You are given a dataset with $n=400$ data points concerning $p=1000$ input features and one binary response. You suspect that most of the features are completely irrelevant to the response. Of the following, which would be the most typical estimator to use in this case?

1. Logistic regression with no penalty

2. Logistic regression with a ridge penalty

3. Logistic regression with a LASSO penalty

Interpreting LASSO¶

You are given a dataset concerning $p=100$ input features and one binary response. You estimate log odds using LASSO-regularized logistic regression (using cross-validation to pick the regularization strength). You find that the estimated coefficients are zero for all but the first two input features (i.e. $\beta_3=\beta_4=\ldots=\beta_100=0$). Which of the following would be the most appropriate interpretation of this finding?

1. Cross-validation probably failed to identify a good choice for the regularization strength.

2. In future efforts to predict the response, it may be sensible to focus research on features $X_1$ and $X_2$.

3. The response appears to be independent of the features $X_1,X_2$.

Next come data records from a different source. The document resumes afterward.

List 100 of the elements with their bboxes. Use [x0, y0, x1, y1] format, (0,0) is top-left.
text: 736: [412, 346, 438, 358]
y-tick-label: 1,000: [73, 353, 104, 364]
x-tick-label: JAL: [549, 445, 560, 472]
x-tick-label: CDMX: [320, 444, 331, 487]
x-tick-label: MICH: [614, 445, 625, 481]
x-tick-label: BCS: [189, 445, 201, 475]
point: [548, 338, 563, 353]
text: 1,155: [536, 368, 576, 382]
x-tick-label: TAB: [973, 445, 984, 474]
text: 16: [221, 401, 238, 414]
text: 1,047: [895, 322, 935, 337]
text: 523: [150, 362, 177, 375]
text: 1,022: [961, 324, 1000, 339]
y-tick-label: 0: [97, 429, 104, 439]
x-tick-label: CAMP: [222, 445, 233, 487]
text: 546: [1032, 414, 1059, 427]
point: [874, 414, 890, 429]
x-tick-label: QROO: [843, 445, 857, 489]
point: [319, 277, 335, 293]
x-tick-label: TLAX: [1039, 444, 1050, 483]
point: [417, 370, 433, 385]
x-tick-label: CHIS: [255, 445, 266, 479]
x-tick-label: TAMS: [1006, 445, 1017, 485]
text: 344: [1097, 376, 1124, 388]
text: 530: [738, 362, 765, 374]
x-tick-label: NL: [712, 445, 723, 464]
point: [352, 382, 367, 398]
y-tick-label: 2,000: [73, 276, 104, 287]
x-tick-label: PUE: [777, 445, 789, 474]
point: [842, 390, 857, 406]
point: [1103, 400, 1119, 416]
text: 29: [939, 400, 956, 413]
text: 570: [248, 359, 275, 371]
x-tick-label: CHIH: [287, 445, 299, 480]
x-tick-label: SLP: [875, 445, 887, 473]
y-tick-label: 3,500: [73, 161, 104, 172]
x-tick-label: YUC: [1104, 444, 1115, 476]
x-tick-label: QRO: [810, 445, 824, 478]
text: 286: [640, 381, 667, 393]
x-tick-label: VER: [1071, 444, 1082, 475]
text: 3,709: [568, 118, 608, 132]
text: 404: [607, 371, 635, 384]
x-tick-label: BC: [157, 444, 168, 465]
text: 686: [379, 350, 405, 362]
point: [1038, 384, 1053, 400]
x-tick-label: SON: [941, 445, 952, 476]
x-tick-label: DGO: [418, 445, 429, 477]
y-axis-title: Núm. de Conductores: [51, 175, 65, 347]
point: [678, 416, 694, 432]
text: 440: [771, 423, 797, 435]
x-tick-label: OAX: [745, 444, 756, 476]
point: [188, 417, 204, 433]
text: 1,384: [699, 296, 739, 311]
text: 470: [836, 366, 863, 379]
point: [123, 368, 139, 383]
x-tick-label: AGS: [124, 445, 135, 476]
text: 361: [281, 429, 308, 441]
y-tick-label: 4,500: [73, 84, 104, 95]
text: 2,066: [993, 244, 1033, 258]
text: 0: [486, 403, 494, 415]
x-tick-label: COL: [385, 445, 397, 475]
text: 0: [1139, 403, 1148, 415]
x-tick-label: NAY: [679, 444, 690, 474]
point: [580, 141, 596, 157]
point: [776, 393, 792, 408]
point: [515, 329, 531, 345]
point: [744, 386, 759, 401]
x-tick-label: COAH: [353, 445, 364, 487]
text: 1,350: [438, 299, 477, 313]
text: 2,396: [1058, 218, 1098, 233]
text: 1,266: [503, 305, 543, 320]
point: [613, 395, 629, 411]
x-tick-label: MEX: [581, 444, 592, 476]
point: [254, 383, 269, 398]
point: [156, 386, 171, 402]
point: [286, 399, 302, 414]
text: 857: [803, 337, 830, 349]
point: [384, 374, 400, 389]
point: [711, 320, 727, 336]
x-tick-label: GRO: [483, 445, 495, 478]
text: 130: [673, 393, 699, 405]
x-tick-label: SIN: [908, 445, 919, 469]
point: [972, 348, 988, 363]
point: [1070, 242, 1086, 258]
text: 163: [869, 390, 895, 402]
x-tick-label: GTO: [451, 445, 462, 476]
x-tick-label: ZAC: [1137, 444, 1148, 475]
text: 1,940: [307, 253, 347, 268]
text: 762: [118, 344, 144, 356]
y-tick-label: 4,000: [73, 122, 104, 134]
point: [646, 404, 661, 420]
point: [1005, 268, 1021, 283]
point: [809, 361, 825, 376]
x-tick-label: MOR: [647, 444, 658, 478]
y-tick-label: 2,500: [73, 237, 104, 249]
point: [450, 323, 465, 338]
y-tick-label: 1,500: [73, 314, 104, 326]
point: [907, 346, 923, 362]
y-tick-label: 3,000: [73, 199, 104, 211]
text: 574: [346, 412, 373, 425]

4. The response appears to be independent of features $X_3,X_4\ldots X_100$.

Logistic regression coefficients under two different models¶

You are given a dataset with two predictors ($X_1,X_2$) and one binary response. You first fit logistic regression using only $X_1$ (call that Model I). Then you fit logistic regression with both predictors (call that Model II). True or false: if the coefficient for $X_1$ was positive in Model I, then it must be positive in Model II.